Sonata
for solo violin
Composed for Harry Egerton
World premiere performance: 18 Jun 2024 at 3:30pm, Rosina Auditorium
Performed as part of ANAM 2024 Recitals
by Harry Egerton (violin)
This ANAM Set commission was generously supported by the Australian Government through Creative Australia and the Anthony and Sharon Lee Foundation
Program note:
Ocean Rustles Prelude and Heavy Metal Fugue reflects my current obsession with Just Intonation, as a way of potentially expanding and enriching the materials which Western music could have at its disposal. To anchor these experiments to tradition, I have taken J. S. Bach as an unusually close model. The Prelude uses a pitch set crafted directly from notes of the harmonic series, curating them purely from their numerical properties. It is a deeply contemplative opening interleaving two contrasting ideas. The "ocean" material is quite restricted, comprising slowly rocking pairs of subtly gradated notes contained within a pure fifth on the G-string. These deep, still, dark surfaces lift up into delicate threads of shimmering figuration which range more extensively over the other three strings, representing autumn leaves rustling. Heavy Metal Fugue is driving, aggressive, harsh, forceful, and biting. It is written in Pythagorean tuning, an infinite linear Just Intonation system created from stacking pure fifths above and below a tonic note. Our equal-tempered system approximates it quite well, but the purely tuned version is somehow cleaner, more austere and unforgiving. It is a marvel to me how, in his three magnificent fugues from the solo violin sonatas, Bach creates the illusion (for it is an illusion) of complex contrapuntal conversation for what is ostensibly a single-line instrument. I have studied carefully and reverently the ways he achieves this, and I hope my facsimile manages to convince in creating this impression.
About the composer:
Peter de Jager (he/they) is a Melbourne-based pianist, harpsichordist and composer, with a wide repertoire spanning standard repertoire, early music, contemporary music, as well as music theatre and cabaret. Career performance highlights include winning the inaugural Australian International Chopin Competition in 2011, thrice attending the Lucerne Festival Academy under the baton and artistic direction of Pierre Boulez, commissioning and performing Chris Dench's massive 98-minute Piano Sonata (for which he won an Art Music Award), performing all five of Xenakis' major keyboard works in a single concert at the Melbourne Festival in 2017, and co-writing and performing Reception: The Musical with actor and writer Bethany Simons.
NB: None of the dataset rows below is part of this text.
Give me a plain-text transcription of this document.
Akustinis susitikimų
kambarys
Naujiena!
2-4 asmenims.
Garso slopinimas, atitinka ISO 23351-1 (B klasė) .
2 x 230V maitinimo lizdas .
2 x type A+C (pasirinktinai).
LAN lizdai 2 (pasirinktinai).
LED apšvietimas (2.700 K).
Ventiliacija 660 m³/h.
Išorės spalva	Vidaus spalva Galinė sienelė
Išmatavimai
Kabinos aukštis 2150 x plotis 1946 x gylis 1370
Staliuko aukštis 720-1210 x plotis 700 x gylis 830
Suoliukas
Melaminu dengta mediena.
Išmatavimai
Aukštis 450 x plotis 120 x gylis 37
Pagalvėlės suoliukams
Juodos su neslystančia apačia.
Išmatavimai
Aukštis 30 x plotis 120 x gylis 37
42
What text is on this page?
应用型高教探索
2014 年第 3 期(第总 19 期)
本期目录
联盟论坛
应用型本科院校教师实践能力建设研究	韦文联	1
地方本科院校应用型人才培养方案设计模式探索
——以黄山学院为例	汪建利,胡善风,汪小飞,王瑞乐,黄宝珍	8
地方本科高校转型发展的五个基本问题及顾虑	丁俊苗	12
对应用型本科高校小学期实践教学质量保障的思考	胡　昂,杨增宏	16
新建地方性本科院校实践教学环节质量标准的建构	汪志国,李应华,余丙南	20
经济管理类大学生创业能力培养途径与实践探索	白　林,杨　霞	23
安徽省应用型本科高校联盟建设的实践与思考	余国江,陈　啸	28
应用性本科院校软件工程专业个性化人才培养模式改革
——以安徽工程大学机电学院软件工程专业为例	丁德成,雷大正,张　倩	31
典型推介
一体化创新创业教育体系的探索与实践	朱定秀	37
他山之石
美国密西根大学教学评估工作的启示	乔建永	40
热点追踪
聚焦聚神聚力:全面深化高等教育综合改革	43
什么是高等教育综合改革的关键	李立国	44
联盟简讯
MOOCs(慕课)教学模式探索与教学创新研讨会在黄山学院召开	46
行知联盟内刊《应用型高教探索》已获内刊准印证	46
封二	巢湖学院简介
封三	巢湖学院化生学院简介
Peter's compositions have wide-ranging influences: from Byrd, Rachmanino, Ligeti, and Xenakis to Sondheim, Radiohead, Tool, and Tori Amos. He also has a keen interest in Middle Eastern classical music and is currently learning the oud. His compositions have been commissioned by Astra, ANAM, the Melbourne Chamber Orchestra, Speak Percussion, Arcadia Winds, and others.
Peter is currently completing a PhD in Spanish Renaissance keyboard music. He also enjoys fine craft beer and craft chocolate, and watching YouTube videos about maths.